Perda do paraíso (3)

13. - CAPÍTULO II. - 9. Ora, o Senhor Deus plantara desde o começo um jardim de delícias, no qual pôs o homem que ele formara. - O Senhor Deus também fizera sair da terra toda espécie de árvores belas ao olhar e cujo fruto era agradável ao paladar e, no meio do paraíso (4), a árvore da vida, com a árvore da ciência do bem e do mal. (Ele fez sair, Jeová Eloim, da terra (min haadama) toda árvore bela de ver-se e boa para comer-se e a árvore da vida (vehetz hachayim) no meio do jardim e a árvore da ciência do bem e do mal.)

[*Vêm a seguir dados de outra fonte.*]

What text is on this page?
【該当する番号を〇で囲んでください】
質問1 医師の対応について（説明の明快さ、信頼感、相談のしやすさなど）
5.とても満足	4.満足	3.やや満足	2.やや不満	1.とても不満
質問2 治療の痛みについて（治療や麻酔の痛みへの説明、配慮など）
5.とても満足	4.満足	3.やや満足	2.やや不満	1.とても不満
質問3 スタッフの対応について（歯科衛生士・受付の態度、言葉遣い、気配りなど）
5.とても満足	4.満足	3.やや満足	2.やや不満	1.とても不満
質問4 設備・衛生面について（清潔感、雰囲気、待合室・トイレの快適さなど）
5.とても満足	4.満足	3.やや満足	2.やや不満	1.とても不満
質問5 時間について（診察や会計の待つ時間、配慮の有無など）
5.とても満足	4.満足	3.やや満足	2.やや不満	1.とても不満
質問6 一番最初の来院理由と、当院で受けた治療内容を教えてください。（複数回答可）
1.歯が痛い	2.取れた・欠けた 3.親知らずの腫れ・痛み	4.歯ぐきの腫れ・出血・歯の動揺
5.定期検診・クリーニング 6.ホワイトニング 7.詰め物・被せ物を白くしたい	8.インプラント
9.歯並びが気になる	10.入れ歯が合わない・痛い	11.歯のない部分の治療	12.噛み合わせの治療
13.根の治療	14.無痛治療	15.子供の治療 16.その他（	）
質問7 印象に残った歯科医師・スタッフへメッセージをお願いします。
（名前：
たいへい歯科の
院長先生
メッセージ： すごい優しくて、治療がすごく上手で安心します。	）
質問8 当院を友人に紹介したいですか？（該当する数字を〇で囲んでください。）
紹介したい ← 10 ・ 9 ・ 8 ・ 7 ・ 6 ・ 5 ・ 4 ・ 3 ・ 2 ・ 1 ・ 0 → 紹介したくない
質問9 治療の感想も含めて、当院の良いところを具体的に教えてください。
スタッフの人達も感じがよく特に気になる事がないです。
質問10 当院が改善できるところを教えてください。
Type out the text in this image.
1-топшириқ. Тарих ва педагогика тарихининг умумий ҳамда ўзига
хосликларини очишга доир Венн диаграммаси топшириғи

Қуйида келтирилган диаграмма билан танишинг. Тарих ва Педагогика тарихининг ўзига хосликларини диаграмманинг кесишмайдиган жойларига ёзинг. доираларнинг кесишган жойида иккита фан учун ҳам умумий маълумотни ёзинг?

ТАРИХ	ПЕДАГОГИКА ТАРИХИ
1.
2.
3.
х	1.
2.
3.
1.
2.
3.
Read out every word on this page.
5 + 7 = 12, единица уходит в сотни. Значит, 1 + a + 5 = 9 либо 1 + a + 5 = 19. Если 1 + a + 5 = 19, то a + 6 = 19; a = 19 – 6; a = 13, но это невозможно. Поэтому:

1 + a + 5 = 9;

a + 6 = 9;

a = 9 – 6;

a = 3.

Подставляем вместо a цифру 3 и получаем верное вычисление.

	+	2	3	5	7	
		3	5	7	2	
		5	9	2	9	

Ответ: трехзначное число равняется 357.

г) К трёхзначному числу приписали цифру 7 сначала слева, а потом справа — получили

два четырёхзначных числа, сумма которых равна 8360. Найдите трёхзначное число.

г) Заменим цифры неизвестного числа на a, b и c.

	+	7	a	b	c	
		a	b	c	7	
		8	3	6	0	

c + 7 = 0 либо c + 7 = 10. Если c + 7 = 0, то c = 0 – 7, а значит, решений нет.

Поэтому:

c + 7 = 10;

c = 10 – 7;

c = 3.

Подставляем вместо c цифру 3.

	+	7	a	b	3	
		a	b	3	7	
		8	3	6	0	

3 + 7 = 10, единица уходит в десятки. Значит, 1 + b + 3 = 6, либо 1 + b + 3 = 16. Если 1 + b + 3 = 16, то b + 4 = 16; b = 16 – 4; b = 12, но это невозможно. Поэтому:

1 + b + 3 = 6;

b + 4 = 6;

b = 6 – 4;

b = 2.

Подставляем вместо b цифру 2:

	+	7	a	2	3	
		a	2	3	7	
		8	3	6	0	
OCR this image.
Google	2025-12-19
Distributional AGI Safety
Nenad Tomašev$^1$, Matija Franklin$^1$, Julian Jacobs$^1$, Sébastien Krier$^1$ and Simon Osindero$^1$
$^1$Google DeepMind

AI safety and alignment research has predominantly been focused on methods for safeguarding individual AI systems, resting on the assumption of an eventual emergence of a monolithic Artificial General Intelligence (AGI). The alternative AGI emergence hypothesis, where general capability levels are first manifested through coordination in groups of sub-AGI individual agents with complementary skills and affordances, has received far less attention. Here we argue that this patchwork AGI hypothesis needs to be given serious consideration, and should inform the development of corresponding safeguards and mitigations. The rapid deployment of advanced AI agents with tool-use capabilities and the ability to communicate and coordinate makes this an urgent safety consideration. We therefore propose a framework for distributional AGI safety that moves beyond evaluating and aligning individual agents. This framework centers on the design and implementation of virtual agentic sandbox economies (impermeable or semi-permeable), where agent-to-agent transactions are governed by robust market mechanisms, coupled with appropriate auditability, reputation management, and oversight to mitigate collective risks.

15. - O Senhor tomou, pois, do homem e o colocou em o paraíso de delícias, a fim de que o cultivasse e guardasse. - 16. Deu-lhe também esta ordem e lhe disse: Come de todas as árvores do paraíso. (Ele ordenou, Jeová Eloim, ao homem (hal haadam) dizendo: De toda árvore do jardim podes comer.) - 17. Mas, não comas absolutamente o fruto da árvore da ciência do bem e do mal; porquanto, logo que o comeres, morrerás com toda a certeza. (E da árvore do bem e do mal (oumehetz hadaat tob vara) não comerás, pois que no dia em que dela comeres morrerás.)

(3) Em seguida a alguns versículos se acha a tradução literal do texto hebreu, exprimindo mais fielmente o pensamento primitivo. O sentido alegórico ressalta assim mais claramente.

(4) "Paraíso", do latim paradisus, derivado do grego: paradeisos, jardim, vergel, lugar plantado de árvores. O termo hebreu empregado na Gênese é hagan, que tem a mesma significação.

14. - CAPÍTULO III. - 1. Ora, a serpente era o mais fino de todos os animais que o Senhor Deus formara na Terra. E ela disse à mulher: Por que vos ordenou Deus que não comêsseis os frutos de todas as árvores do paraíso? (E a serpente (nâhâsch) era mais astuto do que todos os animais terrestres que Jeová Eloim havia feito; ela disse à mulher (el haïscha): Terá dito Eloim: Não comereis de nenhuma árvore do jardim?) - 2. A mulher respondeu: Comemos dos frutos de todas as árvores que estão no paraíso. (Disse ela, a mulher, à serpente, do fruto (miperi) das árvores do jardim podemos comer.) - 3. Mas, quanto ao fruto da árvore que está no meio do paraíso, Deus nos ordenou que não comêssemos dele e que não lhe tocássemos, para que não corramos o perigo de morrer. - 4. A serpente replicou à mulher: Certamente não morrereis. - Mas, é que Deus sabe que, assim houverdes comido desse fruto, vossos olhos se abrirão e sereis como deuses, conhecendo o bem e o mal.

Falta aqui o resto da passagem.